If you think you have a testosterone imbalance and you want to be tested, the first order of business is to not put too much stock in the number. The results of a testosterone test can be a moving target because of three complicating factors.
- There is no agreed-upon definition of a “normal” testosterone level. Every person is different. A testosterone level that prompts symptoms, such as low libido, in one person may not faze someone else. Likewise, for men there is no guideline as to what constitutes “low testosterone.” The bottom threshold ranges from 200 to 350 nanograms per deciliter (ng/dL) of blood all the way up to 1000 nanograms per deciliter.
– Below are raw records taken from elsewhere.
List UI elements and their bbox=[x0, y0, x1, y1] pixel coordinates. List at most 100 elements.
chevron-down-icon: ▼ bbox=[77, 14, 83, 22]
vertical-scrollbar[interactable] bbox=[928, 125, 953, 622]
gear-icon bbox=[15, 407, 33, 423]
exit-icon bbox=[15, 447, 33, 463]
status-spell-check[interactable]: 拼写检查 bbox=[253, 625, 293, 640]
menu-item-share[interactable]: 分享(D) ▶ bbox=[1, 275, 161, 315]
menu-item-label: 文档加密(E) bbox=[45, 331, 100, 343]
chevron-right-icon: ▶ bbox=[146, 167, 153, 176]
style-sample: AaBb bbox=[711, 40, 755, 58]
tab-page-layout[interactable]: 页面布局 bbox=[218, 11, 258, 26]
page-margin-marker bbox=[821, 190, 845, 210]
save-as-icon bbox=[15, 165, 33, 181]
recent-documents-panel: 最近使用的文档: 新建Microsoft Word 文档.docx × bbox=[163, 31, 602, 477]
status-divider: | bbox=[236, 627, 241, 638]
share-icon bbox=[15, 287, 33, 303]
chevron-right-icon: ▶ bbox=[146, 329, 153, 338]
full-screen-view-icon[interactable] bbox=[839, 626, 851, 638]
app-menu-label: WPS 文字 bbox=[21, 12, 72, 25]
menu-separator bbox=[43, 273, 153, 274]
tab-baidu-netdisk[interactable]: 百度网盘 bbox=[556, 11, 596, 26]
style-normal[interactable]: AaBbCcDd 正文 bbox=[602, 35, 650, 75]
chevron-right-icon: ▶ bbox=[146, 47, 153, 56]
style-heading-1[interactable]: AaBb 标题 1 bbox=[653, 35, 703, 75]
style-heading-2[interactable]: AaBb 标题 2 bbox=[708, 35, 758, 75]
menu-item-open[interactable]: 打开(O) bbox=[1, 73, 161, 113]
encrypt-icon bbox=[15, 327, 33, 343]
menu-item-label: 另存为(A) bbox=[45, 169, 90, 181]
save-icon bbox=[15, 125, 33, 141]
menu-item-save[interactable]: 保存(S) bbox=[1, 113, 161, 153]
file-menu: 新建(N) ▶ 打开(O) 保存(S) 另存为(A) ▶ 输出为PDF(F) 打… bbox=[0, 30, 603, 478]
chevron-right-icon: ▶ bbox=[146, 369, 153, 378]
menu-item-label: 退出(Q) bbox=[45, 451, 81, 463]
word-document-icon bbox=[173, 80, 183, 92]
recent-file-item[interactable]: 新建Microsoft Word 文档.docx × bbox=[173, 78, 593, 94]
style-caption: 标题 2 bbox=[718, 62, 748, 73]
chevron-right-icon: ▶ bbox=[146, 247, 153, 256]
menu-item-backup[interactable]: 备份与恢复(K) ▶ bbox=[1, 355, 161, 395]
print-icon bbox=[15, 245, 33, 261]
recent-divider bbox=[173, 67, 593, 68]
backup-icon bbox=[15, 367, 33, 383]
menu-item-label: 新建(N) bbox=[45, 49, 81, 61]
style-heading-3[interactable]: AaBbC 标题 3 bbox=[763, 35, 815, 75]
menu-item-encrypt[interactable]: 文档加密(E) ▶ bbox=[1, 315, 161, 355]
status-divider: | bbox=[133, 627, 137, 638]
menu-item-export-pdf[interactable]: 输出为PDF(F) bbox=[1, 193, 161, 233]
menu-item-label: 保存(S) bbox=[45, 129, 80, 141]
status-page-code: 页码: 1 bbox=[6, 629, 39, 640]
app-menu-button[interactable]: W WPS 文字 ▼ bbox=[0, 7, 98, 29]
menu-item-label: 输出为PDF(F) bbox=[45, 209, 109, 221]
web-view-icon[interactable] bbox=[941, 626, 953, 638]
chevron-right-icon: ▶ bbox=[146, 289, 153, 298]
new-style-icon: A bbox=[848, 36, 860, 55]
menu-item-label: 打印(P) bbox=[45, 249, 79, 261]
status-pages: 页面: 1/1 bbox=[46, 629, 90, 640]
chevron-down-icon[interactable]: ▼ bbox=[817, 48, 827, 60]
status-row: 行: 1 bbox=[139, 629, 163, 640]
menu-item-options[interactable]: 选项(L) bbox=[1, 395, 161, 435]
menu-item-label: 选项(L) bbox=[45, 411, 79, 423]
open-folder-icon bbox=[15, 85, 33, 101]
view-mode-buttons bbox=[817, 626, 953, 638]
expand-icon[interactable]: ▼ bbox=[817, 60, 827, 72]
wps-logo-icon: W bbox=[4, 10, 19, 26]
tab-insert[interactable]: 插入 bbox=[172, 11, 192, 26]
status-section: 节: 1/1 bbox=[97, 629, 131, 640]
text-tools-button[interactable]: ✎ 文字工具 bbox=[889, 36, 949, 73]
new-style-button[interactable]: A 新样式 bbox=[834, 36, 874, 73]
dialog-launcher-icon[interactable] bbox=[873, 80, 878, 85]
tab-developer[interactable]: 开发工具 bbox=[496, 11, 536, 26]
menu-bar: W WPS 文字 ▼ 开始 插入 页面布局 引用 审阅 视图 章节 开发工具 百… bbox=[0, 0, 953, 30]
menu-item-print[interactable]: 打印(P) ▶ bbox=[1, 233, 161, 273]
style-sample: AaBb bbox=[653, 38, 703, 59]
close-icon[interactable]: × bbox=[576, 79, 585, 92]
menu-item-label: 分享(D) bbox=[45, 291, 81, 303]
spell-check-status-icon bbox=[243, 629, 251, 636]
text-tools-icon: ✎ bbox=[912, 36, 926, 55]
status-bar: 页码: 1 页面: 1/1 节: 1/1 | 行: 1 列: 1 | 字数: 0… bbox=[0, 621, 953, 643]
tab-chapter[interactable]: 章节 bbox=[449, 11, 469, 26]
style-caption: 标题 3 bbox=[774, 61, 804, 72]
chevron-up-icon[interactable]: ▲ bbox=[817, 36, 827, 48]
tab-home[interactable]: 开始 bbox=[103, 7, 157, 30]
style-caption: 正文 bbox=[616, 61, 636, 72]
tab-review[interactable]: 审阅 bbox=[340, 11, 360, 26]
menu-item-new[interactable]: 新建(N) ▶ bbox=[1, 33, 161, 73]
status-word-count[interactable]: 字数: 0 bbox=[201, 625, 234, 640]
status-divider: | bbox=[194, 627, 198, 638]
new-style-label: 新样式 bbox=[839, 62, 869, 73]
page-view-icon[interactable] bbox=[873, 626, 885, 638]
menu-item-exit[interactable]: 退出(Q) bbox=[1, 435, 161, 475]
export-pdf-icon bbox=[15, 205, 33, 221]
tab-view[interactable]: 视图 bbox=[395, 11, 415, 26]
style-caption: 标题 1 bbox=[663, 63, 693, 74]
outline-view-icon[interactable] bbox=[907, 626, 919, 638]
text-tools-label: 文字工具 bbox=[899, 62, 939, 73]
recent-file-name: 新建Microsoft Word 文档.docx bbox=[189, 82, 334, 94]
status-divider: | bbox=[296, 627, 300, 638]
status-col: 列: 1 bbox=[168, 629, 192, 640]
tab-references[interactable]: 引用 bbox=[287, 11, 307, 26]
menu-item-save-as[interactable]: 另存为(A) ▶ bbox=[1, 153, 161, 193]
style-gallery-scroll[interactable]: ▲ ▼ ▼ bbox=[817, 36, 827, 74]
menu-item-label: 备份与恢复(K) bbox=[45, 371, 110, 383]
- Testosterone levels fluctuate throughout the day. The best time to get tested is between 7 and 10 a.m. That’s when testosterone levels peak in both men and women. For good measure, don’t eat or drink anything but water before the test. New evidence shows that glucose can suppresses testosterone, says Bradley Anawalt, MD, an endocrinologist and chief of medicine at University of Washington Medical Center in Seattle. “If you have a borderline T level and you ate sugar at breakfast, you may be diagnosed with low T when in fact your levels are normal.”
- Results vary from lab to lab. Every lab in the country measures testosterone levels a little differently, says Anawalt. He likens it to a bathroom scale vs. a doctor’s scale, which may be a few pounds off. “The only way to correct the inconsistency is to calibrate the scales, and we have yet to calibrate our testosterone tests around the country.”
Given the complexity of testing T, if your score comes back unusually low (for men) or high (for women) number or even borderline (both sexes), it’s worth taking it again just to be on the safe side. While conventional docs rely on blood tests, functional-medicine providers often test saliva, which can indicate how much testosterone the body is actually using, says Erin Lommen, a naturopath in Portland, Oregon. “Saliva shows me the body’s hormonal fingerprint.”
Keep in mind that some men do suffer from a physiological hormonal imbalance that leads to non-weight-related low testosterone (aka hypogonadism). Signs include muscle wasting, thinning body hair, low libido, and fatigue. But these men are in the minority. Researchers estimate that hypogonadism affects between 0.1 and 3.2 percent of all men.
A word of caution: With so much fuzziness inherent in the diagnosis, practitioners have a lot of leeway when prescribing testosterone, so see a health care provider you trust — not someone in a pop-up hormone clinic who seems out to make a buck.